No século quarto, aparecem inúmeros escritos sobre a Imaculada Conceição,
cada vez mais explícitos e em maior número. Temos diante de nós as figuras
incomparáveis de Santo Atanásio, de Santo Efrem, de S. Basílio Magno, de Santo
Epifânio, e muitos outros, que constituem a plêiade gloriosa dos grandes
Apóstolos do culto da Virgem Santíssima e, de modo particular, de sua Imaculada
Conceição.
Um trecho de Lutero, para mostrar que nem ele se atreveu a contestar a
Imaculada Conceição: "Era
justo e conveniente, diz ele, fosse a pessoa de Maria preservada do pecado
original, visto o filho de Deus tomar dela a carne que devia vencer todo pecado".
(Lut. in postil. maj.).
Em 1823, dois sacerdotes dominicanos, Pes. Bassiti e Pignataro, estavam
exorcizando um menino possesso, de 12 anos de idade, analfabeto. Para humilhar
o demônio, obrigaram-no, em nome de Deus, a demonstrar a veracidade da
Imaculada Conceição de Maria. Para surpresa dos sacerdotes, pela boca do menino
possesso, o demônio compôs o seguinte soneto: "Sou verdadeira mãe de um
Deus que é filho, e sou sua filha, ainda ao ser-lhe mãe; Ele de eterno existe e
é meu filho, e eu nasci no tempo e sou sua mãe. Ele é meu Criador e é meu
filho, e eu sou sua criatura e sua mãe; Foi divinal prodígio ser meu filho Um
Deus eterno e ter a mim por mãe. O ser da mãe é quase o ser do filho, Visto que
o filho deu o ser à mãe e foi a mãe que deu o ser ao filho; Se, pois, do filho
teve o ser a mãe, ou há de se dizer manchado o filho ou se dirá Imaculada a
mãe”.
Conta-se que o Papa Pio IX chorou, ao ler esse soneto que contém um
profundíssimo argumento de razão em favor da Imaculada.
Nossa Senhora foi a restauradora da ordem perdida por meio de Eva. Eva nos
trouxe a morte, Maria nos dá a vida.
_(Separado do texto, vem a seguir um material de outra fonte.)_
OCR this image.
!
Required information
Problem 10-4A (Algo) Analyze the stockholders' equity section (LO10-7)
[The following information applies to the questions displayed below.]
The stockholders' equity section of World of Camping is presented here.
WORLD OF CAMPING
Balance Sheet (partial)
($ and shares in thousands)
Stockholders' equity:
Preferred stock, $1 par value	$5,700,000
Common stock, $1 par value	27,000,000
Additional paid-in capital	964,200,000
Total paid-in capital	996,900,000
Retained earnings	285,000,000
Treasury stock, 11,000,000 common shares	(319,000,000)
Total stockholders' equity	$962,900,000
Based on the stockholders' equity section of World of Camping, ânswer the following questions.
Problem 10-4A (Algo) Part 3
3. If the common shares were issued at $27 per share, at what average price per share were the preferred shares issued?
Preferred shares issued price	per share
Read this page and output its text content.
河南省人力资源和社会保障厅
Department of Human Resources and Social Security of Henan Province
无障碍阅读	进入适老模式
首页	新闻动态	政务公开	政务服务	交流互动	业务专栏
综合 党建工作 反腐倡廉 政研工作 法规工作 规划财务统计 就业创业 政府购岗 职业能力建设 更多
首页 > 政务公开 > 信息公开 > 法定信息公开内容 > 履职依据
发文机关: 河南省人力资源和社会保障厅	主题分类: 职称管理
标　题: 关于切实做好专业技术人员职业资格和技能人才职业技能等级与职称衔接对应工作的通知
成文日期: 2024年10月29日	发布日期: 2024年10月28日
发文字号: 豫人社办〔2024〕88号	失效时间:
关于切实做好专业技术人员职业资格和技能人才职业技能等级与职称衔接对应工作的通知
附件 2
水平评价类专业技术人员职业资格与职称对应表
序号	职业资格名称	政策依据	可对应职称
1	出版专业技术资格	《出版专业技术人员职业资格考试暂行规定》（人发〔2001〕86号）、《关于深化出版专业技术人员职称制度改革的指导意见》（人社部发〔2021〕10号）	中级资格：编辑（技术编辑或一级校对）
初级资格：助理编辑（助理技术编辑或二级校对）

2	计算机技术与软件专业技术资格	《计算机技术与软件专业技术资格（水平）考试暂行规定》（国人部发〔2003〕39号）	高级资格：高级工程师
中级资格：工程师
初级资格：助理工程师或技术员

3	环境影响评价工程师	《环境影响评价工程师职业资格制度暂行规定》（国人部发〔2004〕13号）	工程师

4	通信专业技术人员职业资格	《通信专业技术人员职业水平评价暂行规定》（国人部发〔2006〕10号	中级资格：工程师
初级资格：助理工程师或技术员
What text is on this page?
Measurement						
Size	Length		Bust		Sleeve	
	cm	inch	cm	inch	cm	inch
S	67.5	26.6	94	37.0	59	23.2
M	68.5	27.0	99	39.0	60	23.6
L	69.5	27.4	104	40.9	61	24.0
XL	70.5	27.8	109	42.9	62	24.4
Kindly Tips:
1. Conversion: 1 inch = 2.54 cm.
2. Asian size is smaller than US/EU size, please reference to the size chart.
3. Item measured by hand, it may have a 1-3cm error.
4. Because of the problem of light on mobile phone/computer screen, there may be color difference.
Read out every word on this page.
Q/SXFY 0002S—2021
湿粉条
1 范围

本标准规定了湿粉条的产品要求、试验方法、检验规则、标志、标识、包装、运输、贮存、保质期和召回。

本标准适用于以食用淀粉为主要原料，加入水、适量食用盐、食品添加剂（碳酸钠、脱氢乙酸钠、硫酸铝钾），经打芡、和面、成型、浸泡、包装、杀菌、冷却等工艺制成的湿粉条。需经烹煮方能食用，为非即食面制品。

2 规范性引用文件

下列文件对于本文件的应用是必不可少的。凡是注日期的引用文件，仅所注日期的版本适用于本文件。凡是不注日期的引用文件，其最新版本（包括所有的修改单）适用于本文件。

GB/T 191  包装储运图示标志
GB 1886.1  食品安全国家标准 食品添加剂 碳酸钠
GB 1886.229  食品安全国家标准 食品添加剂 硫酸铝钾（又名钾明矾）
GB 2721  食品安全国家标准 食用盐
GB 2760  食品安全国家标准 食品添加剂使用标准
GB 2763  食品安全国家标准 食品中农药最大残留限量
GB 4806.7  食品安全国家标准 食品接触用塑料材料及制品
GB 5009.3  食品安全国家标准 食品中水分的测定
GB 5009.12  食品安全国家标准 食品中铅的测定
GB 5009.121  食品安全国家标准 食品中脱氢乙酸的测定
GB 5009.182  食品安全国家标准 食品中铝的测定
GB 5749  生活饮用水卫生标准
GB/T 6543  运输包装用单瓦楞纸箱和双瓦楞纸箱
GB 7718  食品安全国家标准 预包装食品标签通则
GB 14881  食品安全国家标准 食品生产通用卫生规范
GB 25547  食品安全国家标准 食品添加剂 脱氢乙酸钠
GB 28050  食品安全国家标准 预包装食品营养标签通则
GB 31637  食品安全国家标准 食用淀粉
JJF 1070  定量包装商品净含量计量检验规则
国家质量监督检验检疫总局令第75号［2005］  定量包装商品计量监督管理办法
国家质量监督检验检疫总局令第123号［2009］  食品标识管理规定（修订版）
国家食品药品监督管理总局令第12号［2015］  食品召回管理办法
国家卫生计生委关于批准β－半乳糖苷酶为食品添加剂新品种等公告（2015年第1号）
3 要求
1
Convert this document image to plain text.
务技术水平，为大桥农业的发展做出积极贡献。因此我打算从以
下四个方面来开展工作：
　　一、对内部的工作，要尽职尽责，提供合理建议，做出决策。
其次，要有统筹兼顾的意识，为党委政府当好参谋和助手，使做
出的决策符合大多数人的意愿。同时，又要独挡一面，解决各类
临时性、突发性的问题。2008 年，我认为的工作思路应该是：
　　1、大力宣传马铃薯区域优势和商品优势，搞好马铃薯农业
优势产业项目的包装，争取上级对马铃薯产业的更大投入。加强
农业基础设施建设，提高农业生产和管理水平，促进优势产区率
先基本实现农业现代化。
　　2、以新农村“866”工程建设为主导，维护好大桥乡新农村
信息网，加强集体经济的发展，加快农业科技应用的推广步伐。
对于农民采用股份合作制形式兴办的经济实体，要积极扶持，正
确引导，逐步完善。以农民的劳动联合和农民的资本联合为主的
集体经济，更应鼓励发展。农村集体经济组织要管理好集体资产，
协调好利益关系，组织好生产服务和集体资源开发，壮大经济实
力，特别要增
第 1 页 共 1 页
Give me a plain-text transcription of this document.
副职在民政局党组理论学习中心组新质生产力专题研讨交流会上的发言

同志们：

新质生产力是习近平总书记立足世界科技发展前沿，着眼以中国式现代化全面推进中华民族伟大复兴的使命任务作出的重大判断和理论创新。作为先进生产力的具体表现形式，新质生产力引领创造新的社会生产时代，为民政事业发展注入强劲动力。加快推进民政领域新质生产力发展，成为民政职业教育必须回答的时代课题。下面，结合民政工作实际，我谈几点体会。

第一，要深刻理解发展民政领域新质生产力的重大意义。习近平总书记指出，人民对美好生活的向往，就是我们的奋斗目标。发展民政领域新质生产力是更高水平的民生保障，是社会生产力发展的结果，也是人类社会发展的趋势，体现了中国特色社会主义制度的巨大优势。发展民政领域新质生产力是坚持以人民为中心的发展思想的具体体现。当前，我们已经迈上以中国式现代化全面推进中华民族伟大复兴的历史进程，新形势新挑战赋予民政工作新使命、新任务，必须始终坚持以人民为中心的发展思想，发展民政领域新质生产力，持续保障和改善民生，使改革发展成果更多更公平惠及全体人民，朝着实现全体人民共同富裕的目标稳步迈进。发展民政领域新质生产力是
O que Eva perdeu por orgulho, Nossa
Senhora ganhou por humildade.
O Dogma da Imaculada Conceição foi proclamado pelo Papa Pio IX, cercado de
53 cardeais, de 43 arcebispos, de 100 bispos e mais de 50.000 romeiros vindos
de todas as partes do mundo, no dia 8 de dezembro de 1854.
Passados apenas 3 anos dessa solene proclamação, em 11 de agosto de 1858,
Nossa Senhora dignou-se aparecer milagrosamente quinze dias seguidos, perto da
pequena cidade de Lourdes, na França, a uma pobre menina, de 13 anos de idade,
chamada Bernadete.
No dia 25 de março, Bernadete suplicou que Nossa Senhora lhe revelasse seu
nome. Após três pedidos seguidos, Nossa Senhora lhe respondeu: "Eu sou a Imaculada Conceição".